More generally, we heard in every interview with school districts that timely and adequate infusions of external resources are critical for expanding school-based capacities to address children’s health and education needs. Our qualitative findings stressed the importance of federal resources in supporting the hiring, training, and retention of health staff in public schools, especially staff to address children’s mental and behavioral health needs. Many school district staff conveyed that in the absence of these funds, they would not have had the resources to identify students that need these services, and they also emphasized how challenging it is to sustain the services. As one school health staff member explained, “it’s money, money, money. Funding is a major barrier to providing comprehensive primary care and mental or behavioral health services,” and healthcare organizations will not partner with school districts to provide services if they are not making enough money. Given that schools are a gateway to youth access to mental health services and frequently serve as a “medical home” for the least advantaged, our findings suggest that substantial, multi-year commitments of funding—such as the five-year, $9.5 million federal School-Based Mental Health Services (SBMH) grant that one Tennessee school district recently received—should be reauthorized and expanded by federal legislation to serve students across the U.S.

Supplementary Material

Appendix Materials

Research funding

NIMH Grant 1R01MH132686 – 01.

Footnotes

CRediT authorship contribution statement

Carolyn J. Heinrich: Writing – review & editing, Writing – original draft, Supervision, Project administration, Methodology, Investigation, Funding acquisition, Formal analysis, Data curation, Conceptualization. Mason Shero: Writing – review & editing, Writing – original draft, Methodology, Formal analysis, Data curation. Carrie E. Fry: Writing – review & editing, Project administration, Methodology, Formal analysis, Data curation, Conceptualization.

Declaration of competing interest

The authors declare that they have no known competing financial interests or personal relationships that could have appeared to influence the work reported in this paper.

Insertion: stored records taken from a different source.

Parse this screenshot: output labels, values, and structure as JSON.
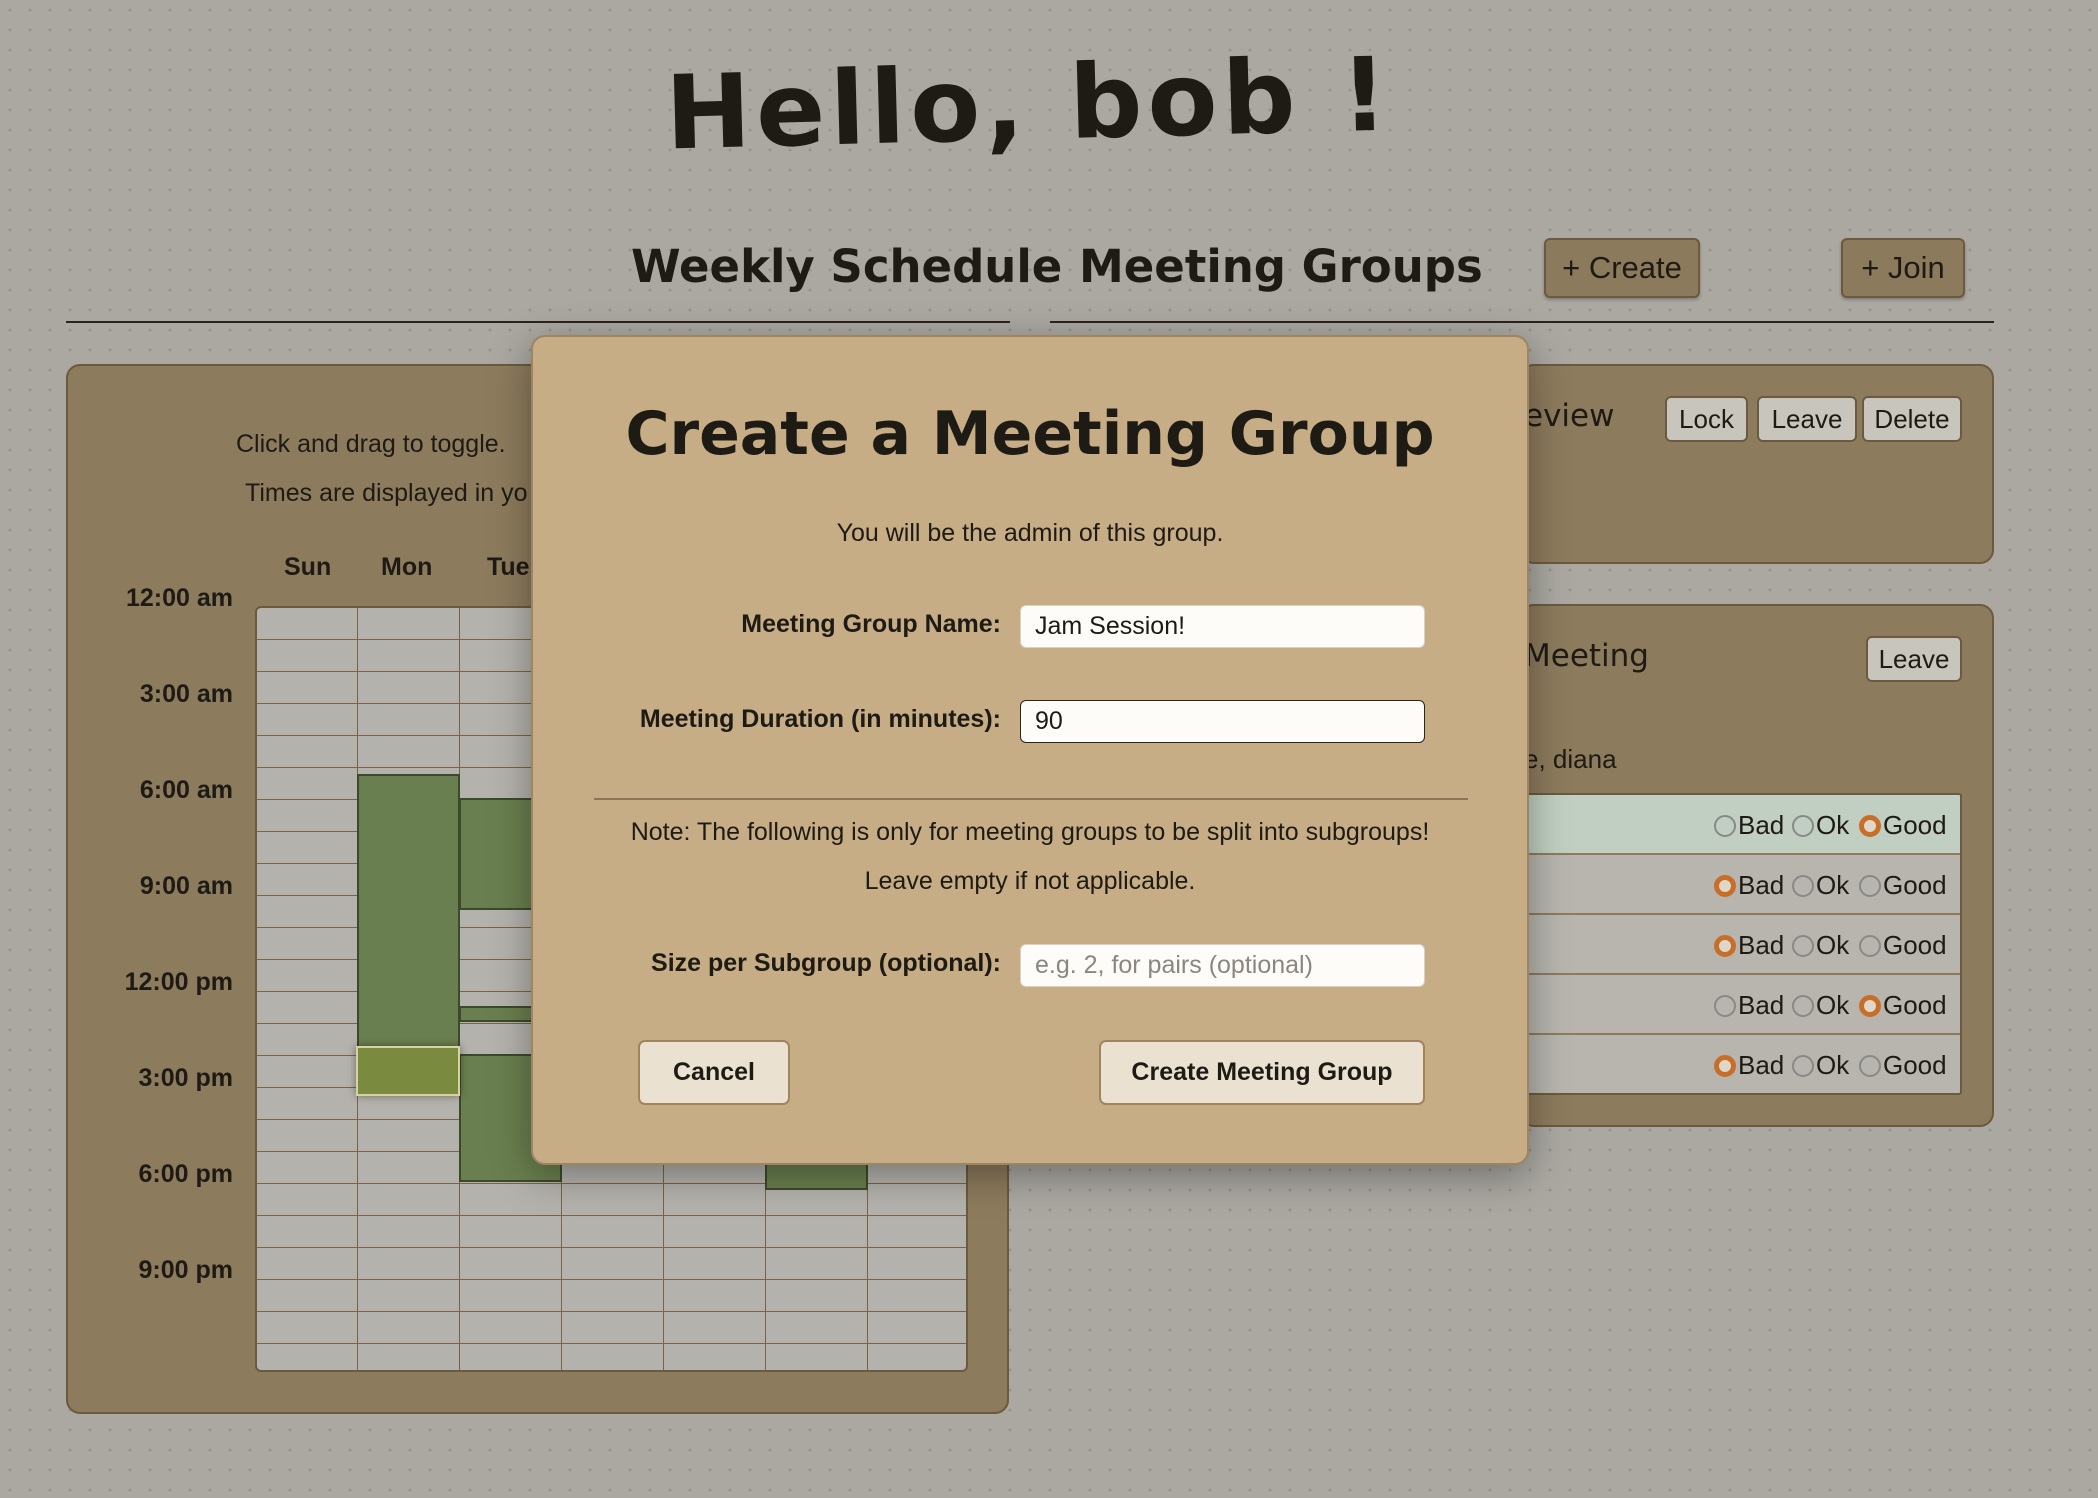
{
  "greeting": "Hello, bob !",
  "nav": {
    "weekly_schedule": "Weekly Schedule",
    "meeting_groups": "Meeting Groups",
    "create_label": "+ Create",
    "join_label": "+ Join"
  },
  "schedule": {
    "hint_toggle": "Click and drag to toggle.",
    "hint_timezone": "Times are displayed in yo",
    "days": [
      "Sun",
      "Mon",
      "Tue"
    ],
    "times": [
      "12:00 am",
      "3:00 am",
      "6:00 am",
      "9:00 am",
      "12:00 pm",
      "3:00 pm",
      "6:00 pm",
      "9:00 pm"
    ]
  },
  "group1": {
    "title_fragment": "eview",
    "lock_label": "Lock",
    "leave_label": "Leave",
    "delete_label": "Delete"
  },
  "group2": {
    "title_fragment": "Meeting",
    "leave_label": "Leave",
    "members_fragment": "e, diana",
    "option_labels": [
      "Bad",
      "Ok",
      "Good"
    ],
    "votes": [
      "Good",
      "Bad",
      "Bad",
      "Good",
      "Bad"
    ]
  },
  "modal": {
    "title": "Create a Meeting Group",
    "subtitle": "You will be the admin of this group.",
    "name_label": "Meeting Group Name:",
    "name_value": "Jam Session!",
    "duration_label": "Meeting Duration (in minutes):",
    "duration_value": "90",
    "note_line1": "Note: The following is only for meeting groups to be split into subgroups!",
    "note_line2": "Leave empty if not applicable.",
    "subgroup_label": "Size per Subgroup (optional):",
    "subgroup_placeholder": "e.g. 2, for pairs (optional)",
    "cancel_label": "Cancel",
    "create_label": "Create Meeting Group"
  },
  "colors": {
    "panel": "#8d7b5d",
    "modal": "#c6ad86",
    "available": "#6a7f4f",
    "radio_selected": "#c76f2a"
  }
}
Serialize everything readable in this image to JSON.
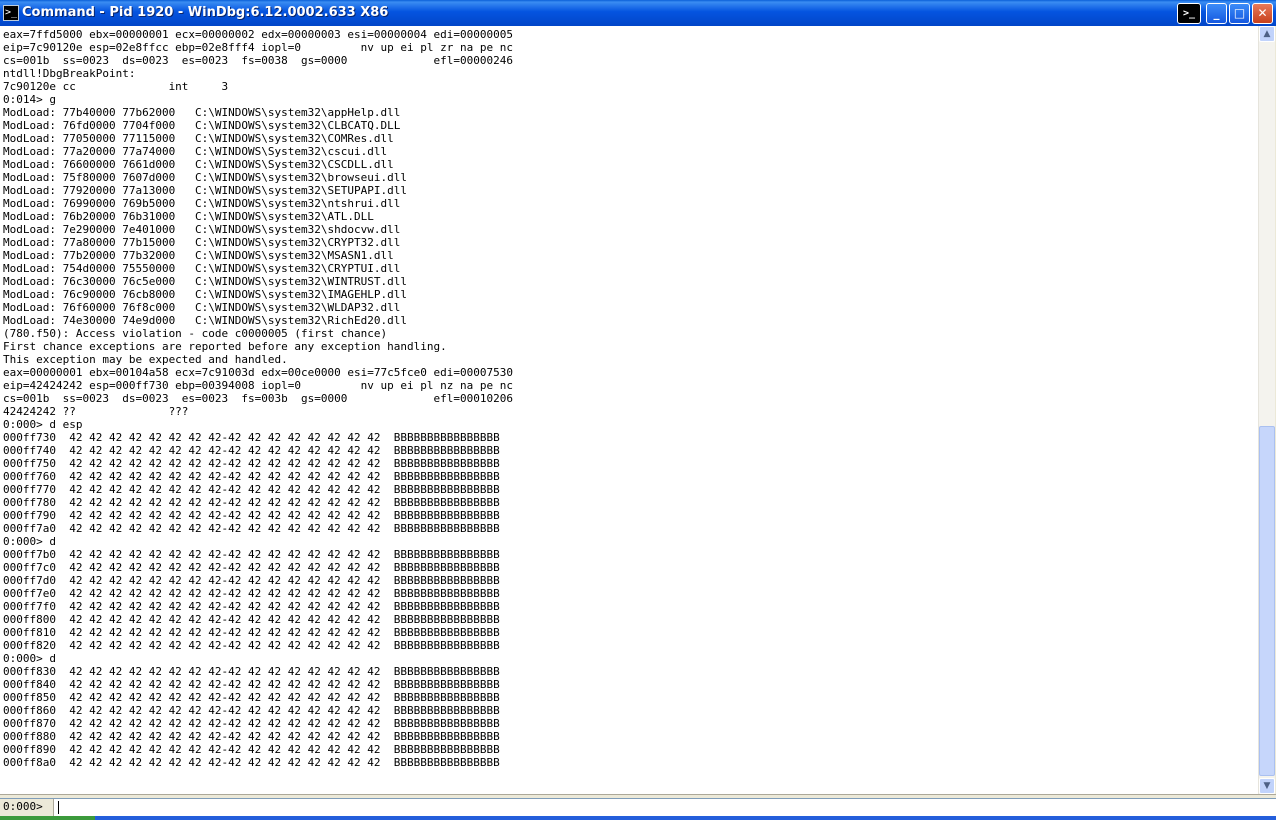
{
  "window": {
    "title": "Command - Pid 1920 - WinDbg:6.12.0002.633 X86",
    "icon_glyph": ">_",
    "controls": {
      "command_glyph": ">_",
      "minimize": "_",
      "maximize": "□",
      "close": "✕"
    }
  },
  "output": {
    "lines": [
      "eax=7ffd5000 ebx=00000001 ecx=00000002 edx=00000003 esi=00000004 edi=00000005",
      "eip=7c90120e esp=02e8ffcc ebp=02e8fff4 iopl=0         nv up ei pl zr na pe nc",
      "cs=001b  ss=0023  ds=0023  es=0023  fs=0038  gs=0000             efl=00000246",
      "ntdll!DbgBreakPoint:",
      "7c90120e cc              int     3",
      "0:014> g",
      "ModLoad: 77b40000 77b62000   C:\\WINDOWS\\system32\\appHelp.dll",
      "ModLoad: 76fd0000 7704f000   C:\\WINDOWS\\system32\\CLBCATQ.DLL",
      "ModLoad: 77050000 77115000   C:\\WINDOWS\\system32\\COMRes.dll",
      "ModLoad: 77a20000 77a74000   C:\\WINDOWS\\System32\\cscui.dll",
      "ModLoad: 76600000 7661d000   C:\\WINDOWS\\System32\\CSCDLL.dll",
      "ModLoad: 75f80000 7607d000   C:\\WINDOWS\\system32\\browseui.dll",
      "ModLoad: 77920000 77a13000   C:\\WINDOWS\\system32\\SETUPAPI.dll",
      "ModLoad: 76990000 769b5000   C:\\WINDOWS\\system32\\ntshrui.dll",
      "ModLoad: 76b20000 76b31000   C:\\WINDOWS\\system32\\ATL.DLL",
      "ModLoad: 7e290000 7e401000   C:\\WINDOWS\\system32\\shdocvw.dll",
      "ModLoad: 77a80000 77b15000   C:\\WINDOWS\\system32\\CRYPT32.dll",
      "ModLoad: 77b20000 77b32000   C:\\WINDOWS\\system32\\MSASN1.dll",
      "ModLoad: 754d0000 75550000   C:\\WINDOWS\\system32\\CRYPTUI.dll",
      "ModLoad: 76c30000 76c5e000   C:\\WINDOWS\\system32\\WINTRUST.dll",
      "ModLoad: 76c90000 76cb8000   C:\\WINDOWS\\system32\\IMAGEHLP.dll",
      "ModLoad: 76f60000 76f8c000   C:\\WINDOWS\\system32\\WLDAP32.dll",
      "ModLoad: 74e30000 74e9d000   C:\\WINDOWS\\system32\\RichEd20.dll",
      "(780.f50): Access violation - code c0000005 (first chance)",
      "First chance exceptions are reported before any exception handling.",
      "This exception may be expected and handled.",
      "eax=00000001 ebx=00104a58 ecx=7c91003d edx=00ce0000 esi=77c5fce0 edi=00007530",
      "eip=42424242 esp=000ff730 ebp=00394008 iopl=0         nv up ei pl nz na pe nc",
      "cs=001b  ss=0023  ds=0023  es=0023  fs=003b  gs=0000             efl=00010206",
      "42424242 ??              ???",
      "0:000> d esp",
      "000ff730  42 42 42 42 42 42 42 42-42 42 42 42 42 42 42 42  BBBBBBBBBBBBBBBB",
      "000ff740  42 42 42 42 42 42 42 42-42 42 42 42 42 42 42 42  BBBBBBBBBBBBBBBB",
      "000ff750  42 42 42 42 42 42 42 42-42 42 42 42 42 42 42 42  BBBBBBBBBBBBBBBB",
      "000ff760  42 42 42 42 42 42 42 42-42 42 42 42 42 42 42 42  BBBBBBBBBBBBBBBB",
      "000ff770  42 42 42 42 42 42 42 42-42 42 42 42 42 42 42 42  BBBBBBBBBBBBBBBB",
      "000ff780  42 42 42 42 42 42 42 42-42 42 42 42 42 42 42 42  BBBBBBBBBBBBBBBB",
      "000ff790  42 42 42 42 42 42 42 42-42 42 42 42 42 42 42 42  BBBBBBBBBBBBBBBB",
      "000ff7a0  42 42 42 42 42 42 42 42-42 42 42 42 42 42 42 42  BBBBBBBBBBBBBBBB",
      "0:000> d",
      "000ff7b0  42 42 42 42 42 42 42 42-42 42 42 42 42 42 42 42  BBBBBBBBBBBBBBBB",
      "000ff7c0  42 42 42 42 42 42 42 42-42 42 42 42 42 42 42 42  BBBBBBBBBBBBBBBB",
      "000ff7d0  42 42 42 42 42 42 42 42-42 42 42 42 42 42 42 42  BBBBBBBBBBBBBBBB",
      "000ff7e0  42 42 42 42 42 42 42 42-42 42 42 42 42 42 42 42  BBBBBBBBBBBBBBBB",
      "000ff7f0  42 42 42 42 42 42 42 42-42 42 42 42 42 42 42 42  BBBBBBBBBBBBBBBB",
      "000ff800  42 42 42 42 42 42 42 42-42 42 42 42 42 42 42 42  BBBBBBBBBBBBBBBB",
      "000ff810  42 42 42 42 42 42 42 42-42 42 42 42 42 42 42 42  BBBBBBBBBBBBBBBB",
      "000ff820  42 42 42 42 42 42 42 42-42 42 42 42 42 42 42 42  BBBBBBBBBBBBBBBB",
      "0:000> d",
      "000ff830  42 42 42 42 42 42 42 42-42 42 42 42 42 42 42 42  BBBBBBBBBBBBBBBB",
      "000ff840  42 42 42 42 42 42 42 42-42 42 42 42 42 42 42 42  BBBBBBBBBBBBBBBB",
      "000ff850  42 42 42 42 42 42 42 42-42 42 42 42 42 42 42 42  BBBBBBBBBBBBBBBB",
      "000ff860  42 42 42 42 42 42 42 42-42 42 42 42 42 42 42 42  BBBBBBBBBBBBBBBB",
      "000ff870  42 42 42 42 42 42 42 42-42 42 42 42 42 42 42 42  BBBBBBBBBBBBBBBB",
      "000ff880  42 42 42 42 42 42 42 42-42 42 42 42 42 42 42 42  BBBBBBBBBBBBBBBB",
      "000ff890  42 42 42 42 42 42 42 42-42 42 42 42 42 42 42 42  BBBBBBBBBBBBBBBB",
      "000ff8a0  42 42 42 42 42 42 42 42-42 42 42 42 42 42 42 42  BBBBBBBBBBBBBBBB"
    ]
  },
  "scrollbar": {
    "up_glyph": "▲",
    "down_glyph": "▼"
  },
  "command_bar": {
    "prompt": "0:000>",
    "value": ""
  },
  "colors": {
    "titlebar": "#0454e0",
    "output_bg": "#ffffff",
    "text": "#000000",
    "chrome": "#ece9d8"
  }
}
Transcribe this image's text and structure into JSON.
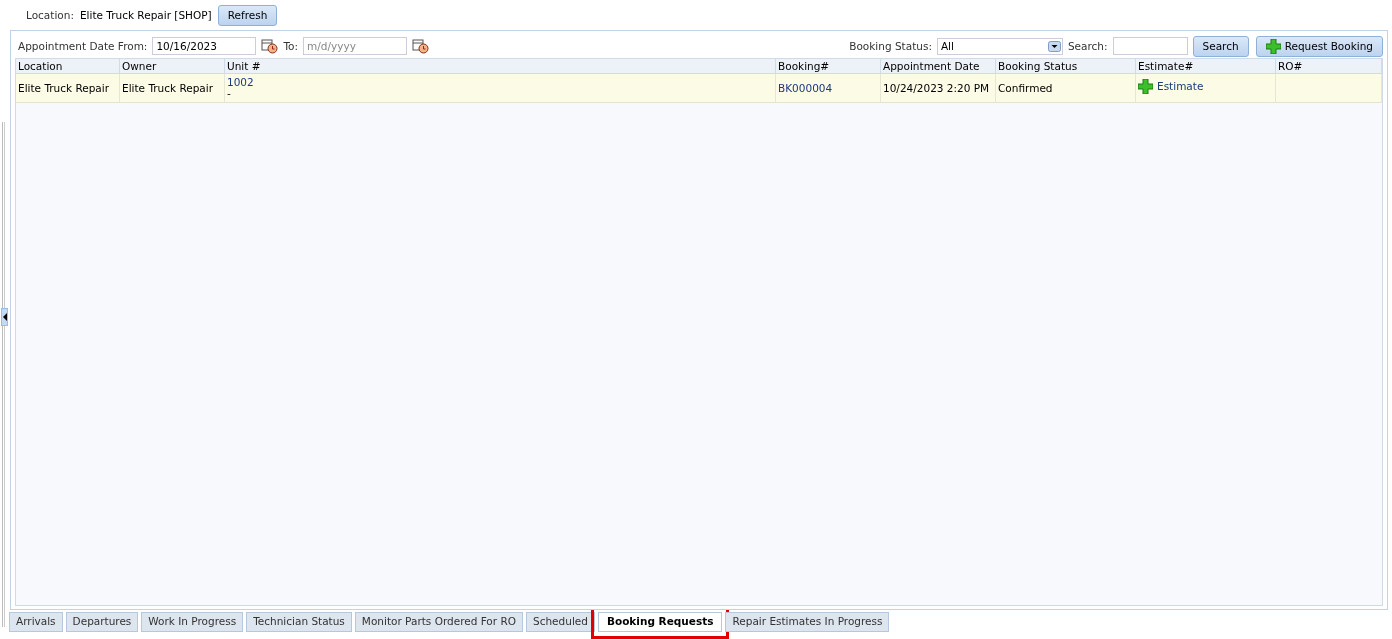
{
  "location": {
    "label": "Location:",
    "value": "Elite Truck Repair [SHOP]",
    "refresh": "Refresh"
  },
  "filters": {
    "from_label": "Appointment Date From:",
    "from_value": "10/16/2023",
    "to_label": "To:",
    "to_placeholder": "m/d/yyyy",
    "status_label": "Booking Status:",
    "status_value": "All",
    "search_label": "Search:",
    "search_button": "Search",
    "request_button": "Request Booking"
  },
  "table": {
    "columns": [
      "Location",
      "Owner",
      "Unit #",
      "Booking#",
      "Appointment Date",
      "Booking Status",
      "Estimate#",
      "RO#"
    ],
    "rows": [
      {
        "location": "Elite Truck Repair",
        "owner": "Elite Truck Repair",
        "unit": "1002",
        "unit_sub": "-",
        "booking": "BK000004",
        "date": "10/24/2023 2:20 PM",
        "status": "Confirmed",
        "estimate": "Estimate",
        "ro": ""
      }
    ]
  },
  "tabs": [
    {
      "label": "Arrivals",
      "selected": false
    },
    {
      "label": "Departures",
      "selected": false
    },
    {
      "label": "Work In Progress",
      "selected": false
    },
    {
      "label": "Technician Status",
      "selected": false
    },
    {
      "label": "Monitor Parts Ordered For RO",
      "selected": false
    },
    {
      "label": "Scheduled",
      "selected": false
    },
    {
      "label": "Booking Requests",
      "selected": true
    },
    {
      "label": "Repair Estimates In Progress",
      "selected": false
    }
  ]
}
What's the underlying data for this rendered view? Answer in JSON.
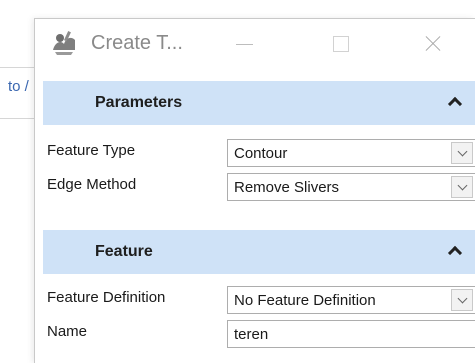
{
  "background": {
    "partial_text": "to /"
  },
  "window": {
    "title": "Create T...",
    "icon": "terrain-tools-icon",
    "controls": {
      "minimize_icon": "minimize-icon",
      "maximize_icon": "maximize-icon",
      "close_icon": "close-icon"
    }
  },
  "sections": {
    "parameters": {
      "title": "Parameters",
      "fields": {
        "feature_type": {
          "label": "Feature Type",
          "value": "Contour"
        },
        "edge_method": {
          "label": "Edge Method",
          "value": "Remove Slivers"
        }
      }
    },
    "feature": {
      "title": "Feature",
      "fields": {
        "feature_definition": {
          "label": "Feature Definition",
          "value": "No Feature Definition"
        },
        "name": {
          "label": "Name",
          "value": "teren"
        }
      }
    }
  },
  "colors": {
    "section_header_bg": "#cfe2f7",
    "link_blue": "#3a67b0",
    "title_gray": "#8a8a8a"
  }
}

Appendix A. Supplementary data

Supplementary data to this article can be found online at https://doi.org/10.1016/j.ssmmh.2025.100421.

3

Consistent with the national School Based Health Alliance, our use of the term school-based health centers (SBHCs) in this research includes four typical forms of SBHCs: school-based, school-linked, telehealth, and mobile health centers/services.

4

Research shows variation across schools in the extent to which the economic disadvantage indicator captures student poverty (Domina et al., 2018). The Tennessee Department of Education changed the criteria to identify economic disadvantaged students during our study period. Before 2016–17, they were identified according to their eligibility for free/reduced price lunch. Since 2017–18, direct certification of students in economic disadvantage (i.e., family eligibility for federal subsidies like Supplemental Nutritional Assistance and Temporary Assistance for Needy Families) requires having student social security numbers, which may undercount economically disadvantaged students.

8

Additional descriptive analyses comparing the demographics of the full population of students in Tennessee with those enrolled in Medicaid (low-income) during our study period showed that Medicaid-enrolled students were more likely to be students of color, economically disadvantaged, and to be included in special education than those not enrolled in Medicaid.

9

We also estimated the effects of SBHCs and AWARE grants separately as a sensitivity test and found larger effect sizes for SBHCs. We see this as reasonable, given that districts in underserved areas were targeted for AWARE grants with the intent to develop school and community capacities for serving children’s mental health needs over a period of five years. These results can be requested from the authors.